Truth number three: "Universal coverage requires subsidies for the poor and those too sick to afford insurance at an actuarially appropriate premium; it also requires compulsion for those who don't want to help pay for the subsidies or who want a 'free ride' expecting that they will get care if they need it."

"No country achieves universal coverage without subsidization and compulsion," Fuchs writes, "but U.S. politicians tie themselves in knots by proposing reforms designed to conceal these realities. Politically, the most appealing plans are those that mislead people into thinking that someone else is paying for their insurance."

But workers are actually paying the costs of coverage in foregone wages. Also, "every dollar the government spends on health insurance must come out of the public's pocket. If the government is acting responsibly, the money will come in the form of taxes. If irresponsibly, it will be borrowed, creating debts for which future generations will have to tax themselves in order to pay interest and principal."

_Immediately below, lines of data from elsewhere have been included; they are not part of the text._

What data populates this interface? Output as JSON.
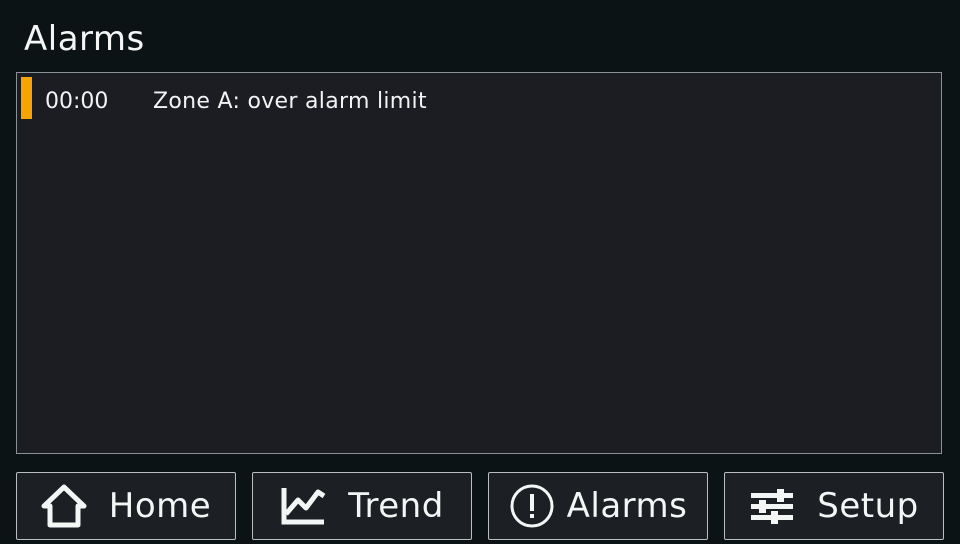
{
  "header": {
    "title": "Alarms"
  },
  "alarms": [
    {
      "time": "00:00",
      "message": "Zone A: over alarm limit",
      "severity_color": "#f5a400"
    }
  ],
  "nav": {
    "home_label": "Home",
    "trend_label": "Trend",
    "alarms_label": "Alarms",
    "setup_label": "Setup",
    "icons": [
      "home-icon",
      "trend-icon",
      "alert-icon",
      "settings-sliders-icon"
    ]
  },
  "colors": {
    "background": "#0c1314",
    "panel": "#1b1d22",
    "accent_warning": "#f5a400",
    "text": "#f2f4f4"
  }
}
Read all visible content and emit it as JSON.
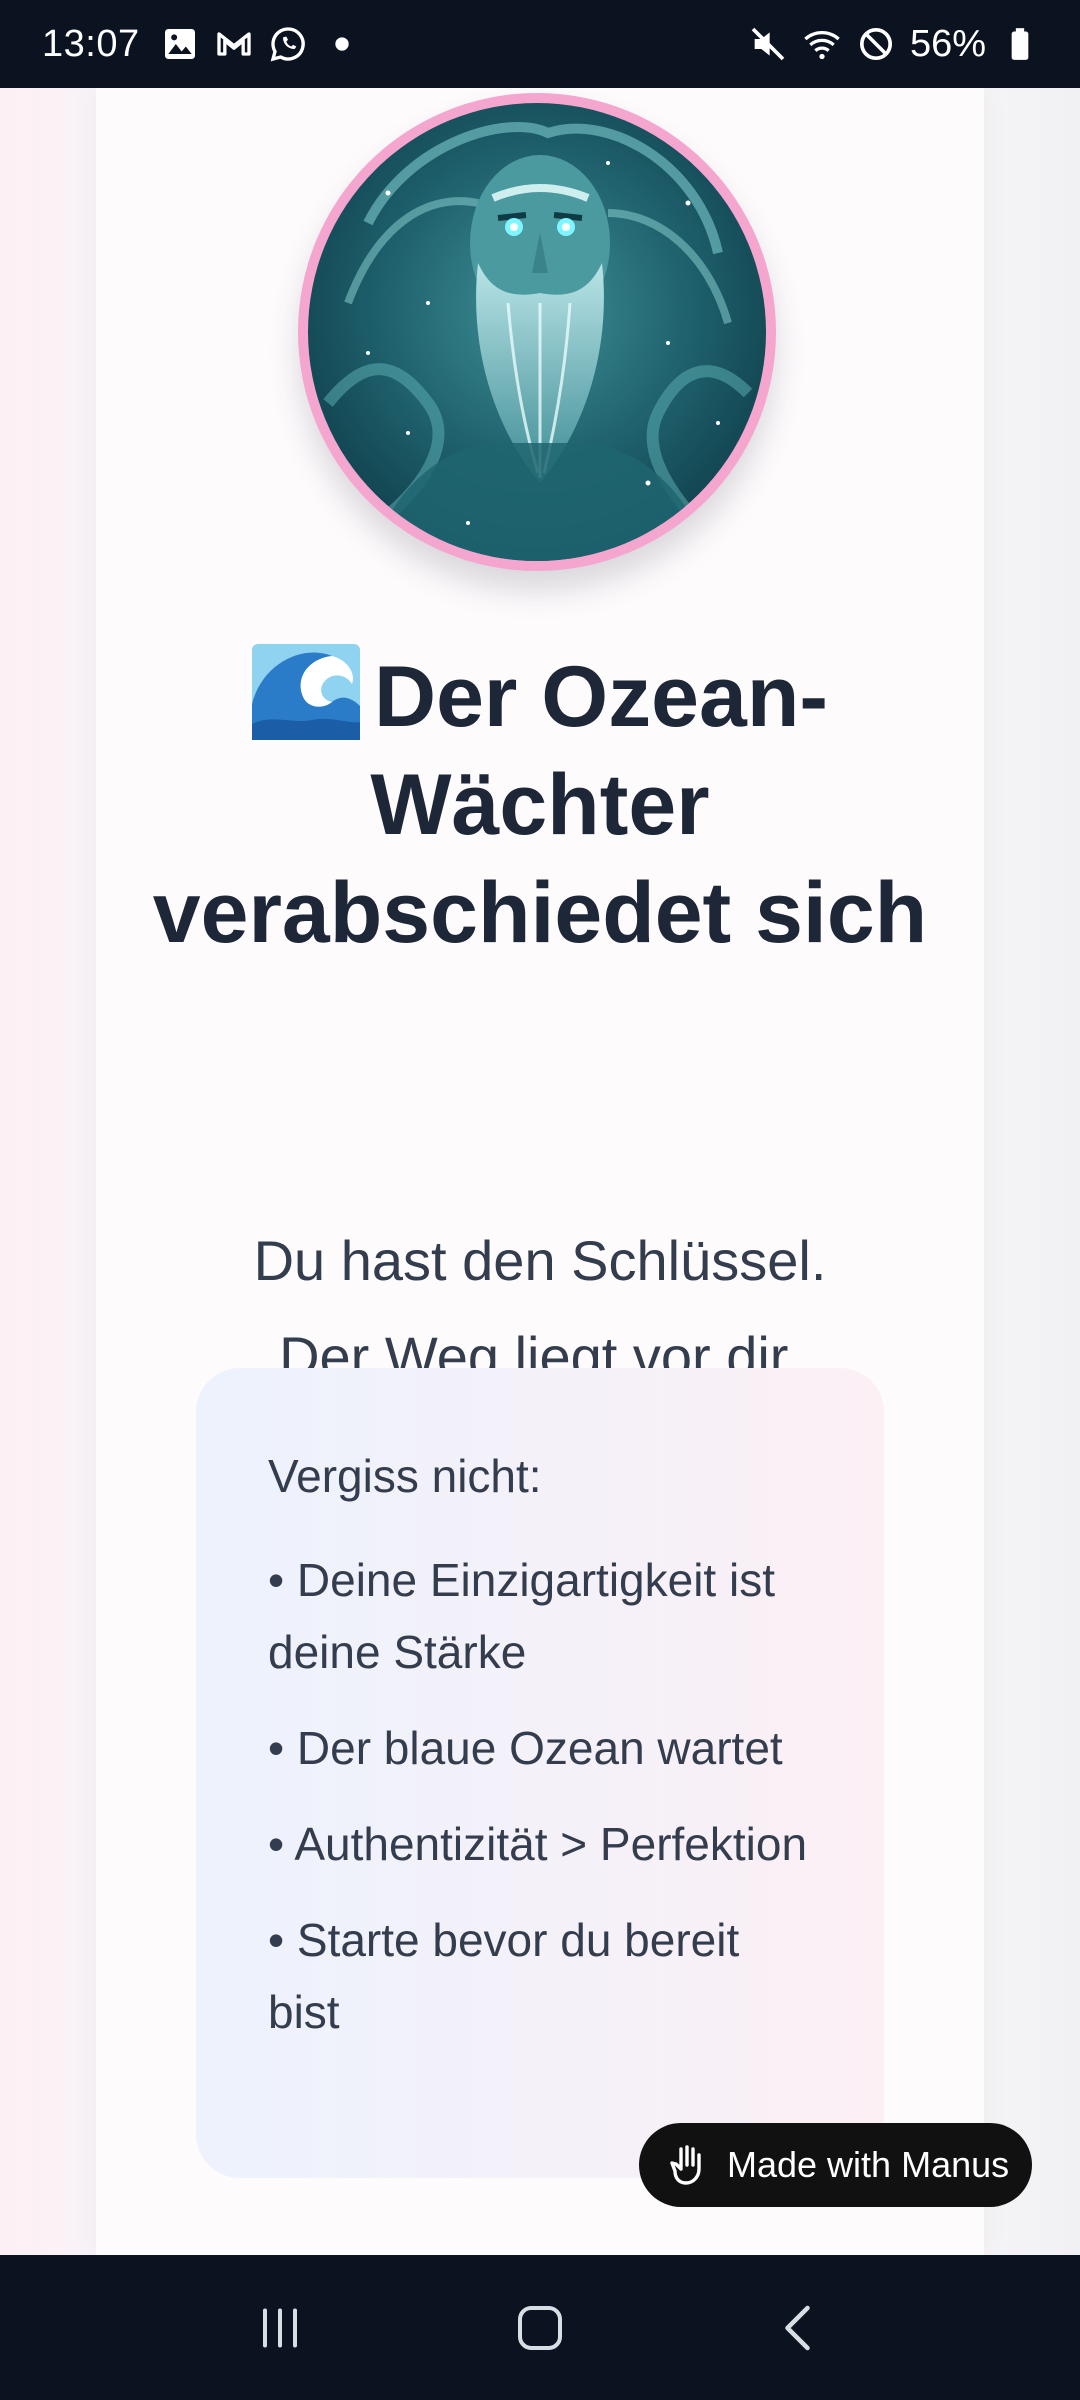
{
  "status_bar": {
    "time": "13:07",
    "battery": "56%",
    "left_icons": [
      "gallery-icon",
      "gmail-icon",
      "whatsapp-icon",
      "dot-icon"
    ],
    "right_icons": [
      "mute-icon",
      "wifi-icon",
      "do-not-disturb-icon",
      "battery-icon"
    ]
  },
  "header": {
    "title_emoji": "wave-emoji",
    "title": "Der Ozean-Wächter verabschiedet sich"
  },
  "subtitle": {
    "line1": "Du hast den Schlüssel.",
    "line2": "Der Weg liegt vor dir."
  },
  "note": {
    "heading": "Vergiss nicht:",
    "items": [
      "• Deine Einzigartigkeit ist deine Stärke",
      "• Der blaue Ozean wartet",
      "• Authentizität > Perfektion",
      "• Starte bevor du bereit bist"
    ]
  },
  "badge": {
    "label": "Made with Manus"
  },
  "colors": {
    "title": "#1e2738",
    "text": "#343d4e",
    "avatar_ring": "#f4a6cf",
    "bars": "#0b1220"
  }
}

"The most efficient, equitable way to achieve universal coverage is to make basic health insurance available to everyone regardless of income, employment status, family circumstances, or other characteristics and to pay for it with a tax roughly proportional to income or consumption. In such a system, the wealthy and the healthy would subsidize insurance for the poor and the sick. Persons of average income and average health would pay enough to cover the cost of their own insurance."

Ignoring the current state of affairs—which many analysts consider a "mess" because of high costs, the large number of uninsured, and growing expenditures—won't do, Fuchs says. "The present impasse must give way to recognition that major change will not be an option much longer: it will be a necessity."

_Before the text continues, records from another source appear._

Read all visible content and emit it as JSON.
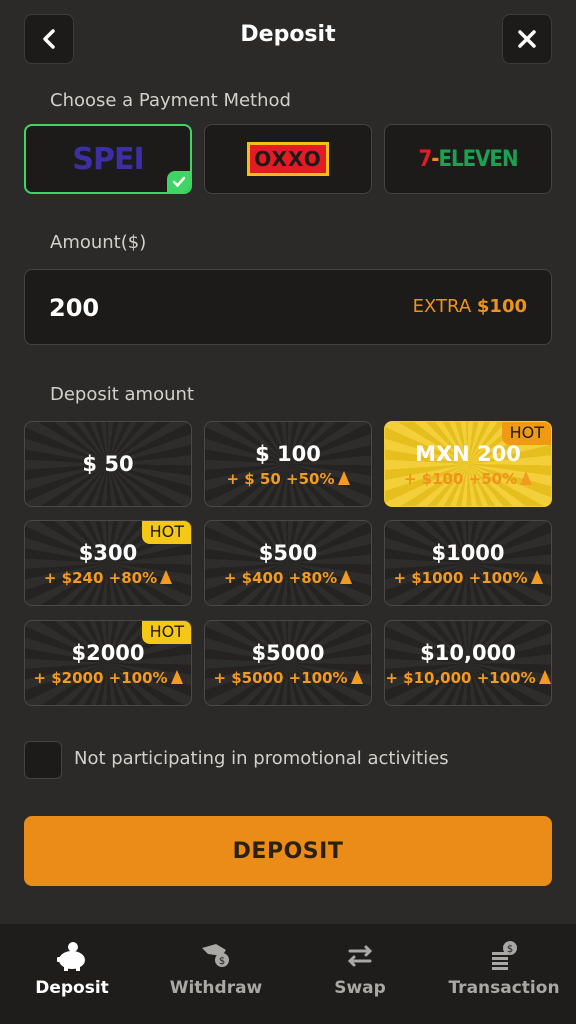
{
  "header": {
    "title": "Deposit",
    "back_icon": "chevron-left-icon",
    "close_icon": "close-icon"
  },
  "payment": {
    "label": "Choose a Payment Method",
    "methods": [
      {
        "name": "SPEI",
        "logo_text": "SPEI",
        "selected": true
      },
      {
        "name": "OXXO",
        "logo_text": "OXXO",
        "selected": false
      },
      {
        "name": "7-ELEVEN",
        "logo_num": "7",
        "logo_word": "ELEVEN",
        "selected": false
      }
    ]
  },
  "amount": {
    "label": "Amount($)",
    "value": "200",
    "extra_prefix": "EXTRA",
    "extra_value": "$100"
  },
  "deposit_amount": {
    "label": "Deposit amount",
    "tiles": [
      {
        "main": "$ 50",
        "bonus": "",
        "hot": ""
      },
      {
        "main": "$ 100",
        "bonus": "+ $ 50 +50%",
        "hot": ""
      },
      {
        "main": "MXN 200",
        "bonus": "+ $100 +50%",
        "hot": "HOT",
        "highlight": true
      },
      {
        "main": "$300",
        "bonus": "+ $240 +80%",
        "hot": "HOT"
      },
      {
        "main": "$500",
        "bonus": "+ $400 +80%",
        "hot": ""
      },
      {
        "main": "$1000",
        "bonus": "+ $1000 +100%",
        "hot": ""
      },
      {
        "main": "$2000",
        "bonus": "+ $2000 +100%",
        "hot": "HOT"
      },
      {
        "main": "$5000",
        "bonus": "+ $5000 +100%",
        "hot": ""
      },
      {
        "main": "$10,000",
        "bonus": "+ $10,000 +100%",
        "hot": ""
      }
    ]
  },
  "promo": {
    "label": "Not participating in promotional activities",
    "checked": false
  },
  "deposit_button": {
    "label": "DEPOSIT"
  },
  "nav": [
    {
      "label": "Deposit",
      "icon": "piggy-bank-icon",
      "active": true
    },
    {
      "label": "Withdraw",
      "icon": "withdraw-hand-icon",
      "active": false
    },
    {
      "label": "Swap",
      "icon": "swap-arrows-icon",
      "active": false
    },
    {
      "label": "Transaction",
      "icon": "coins-stack-icon",
      "active": false
    }
  ],
  "colors": {
    "accent": "#ec8c18",
    "selected": "#3ed564",
    "hot": "#f5c816",
    "background": "#2b2a28"
  }
}
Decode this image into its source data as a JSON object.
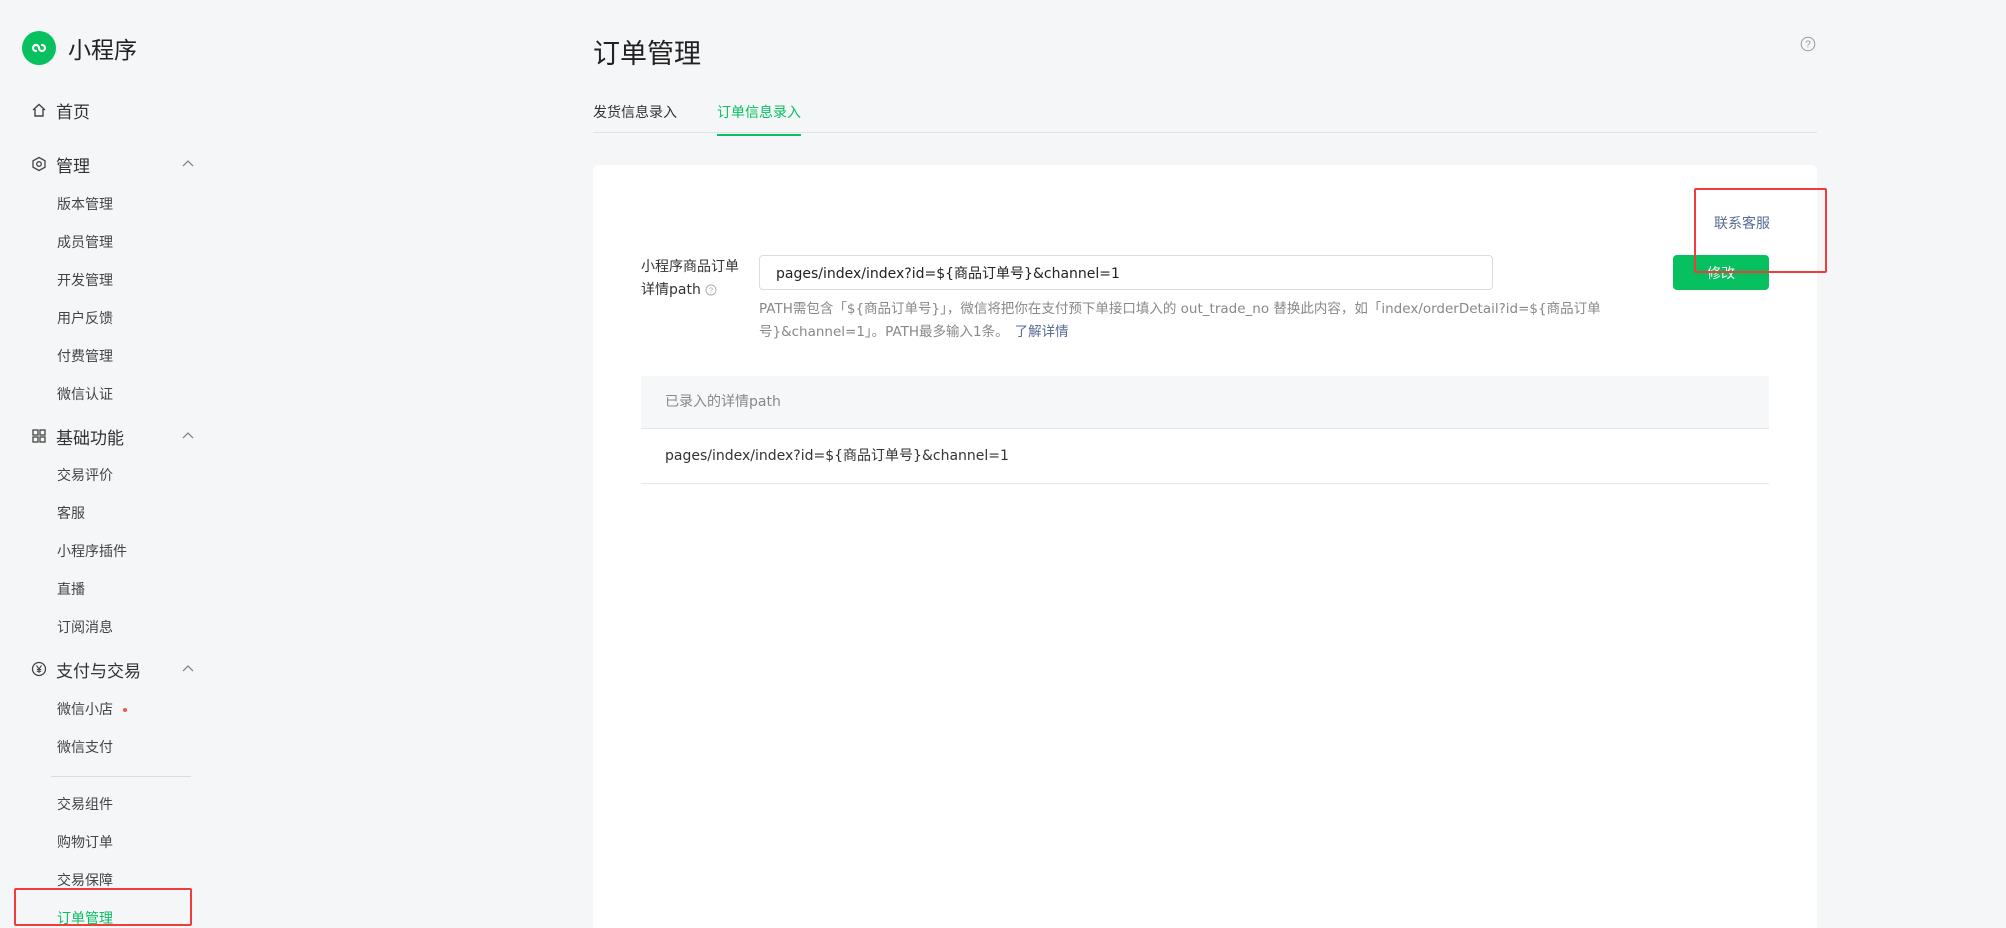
{
  "brand": {
    "name": "小程序"
  },
  "sidebar": {
    "home": "首页",
    "groups": [
      {
        "label": "管理",
        "items": [
          "版本管理",
          "成员管理",
          "开发管理",
          "用户反馈",
          "付费管理",
          "微信认证"
        ]
      },
      {
        "label": "基础功能",
        "items": [
          "交易评价",
          "客服",
          "小程序插件",
          "直播",
          "订阅消息"
        ]
      },
      {
        "label": "支付与交易",
        "items": [
          "微信小店",
          "微信支付"
        ],
        "items_after_divider": [
          "交易组件",
          "购物订单",
          "交易保障",
          "订单管理"
        ]
      }
    ],
    "active_item": "订单管理"
  },
  "page": {
    "title": "订单管理",
    "tabs": [
      "发货信息录入",
      "订单信息录入"
    ],
    "active_tab": "订单信息录入"
  },
  "form": {
    "contact_link": "联系客服",
    "label": "小程序商品订单详情path",
    "input_value": "pages/index/index?id=${商品订单号}&channel=1",
    "hint": "PATH需包含「${商品订单号}」，微信将把你在支付预下单接口填入的 out_trade_no 替换此内容，如「index/orderDetail?id=${商品订单号}&channel=1」。PATH最多输入1条。",
    "hint_link": "了解详情",
    "edit_button": "修改"
  },
  "table": {
    "header": "已录入的详情path",
    "rows": [
      "pages/index/index?id=${商品订单号}&channel=1"
    ]
  },
  "colors": {
    "accent": "#07c160",
    "link": "#576b95",
    "annotation": "#f03c3c"
  }
}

Of course, the trick will be getting powerful players to buy into the truths offered by Fuchs. The medical technology industry, for example, doesn't see eye to eye with his analysis.

"Professor Fuchs, like the CBO study he cites, overestimates the contribution of medical technology to cost increases and underestimates the negative impact on medical progress of adopting a NICE-like approach to coverage of new treatments," said David Nexon, senior executive vice president of the Advanced Medical Technology Association (AdvaMed). "We need to get health care costs under control, but we should do it not by rationing safe and effective technology but by improving management of chronic disease, emphasizing health promotion and disease prevention, and reorienting incentives in the system toward quality and efficiency."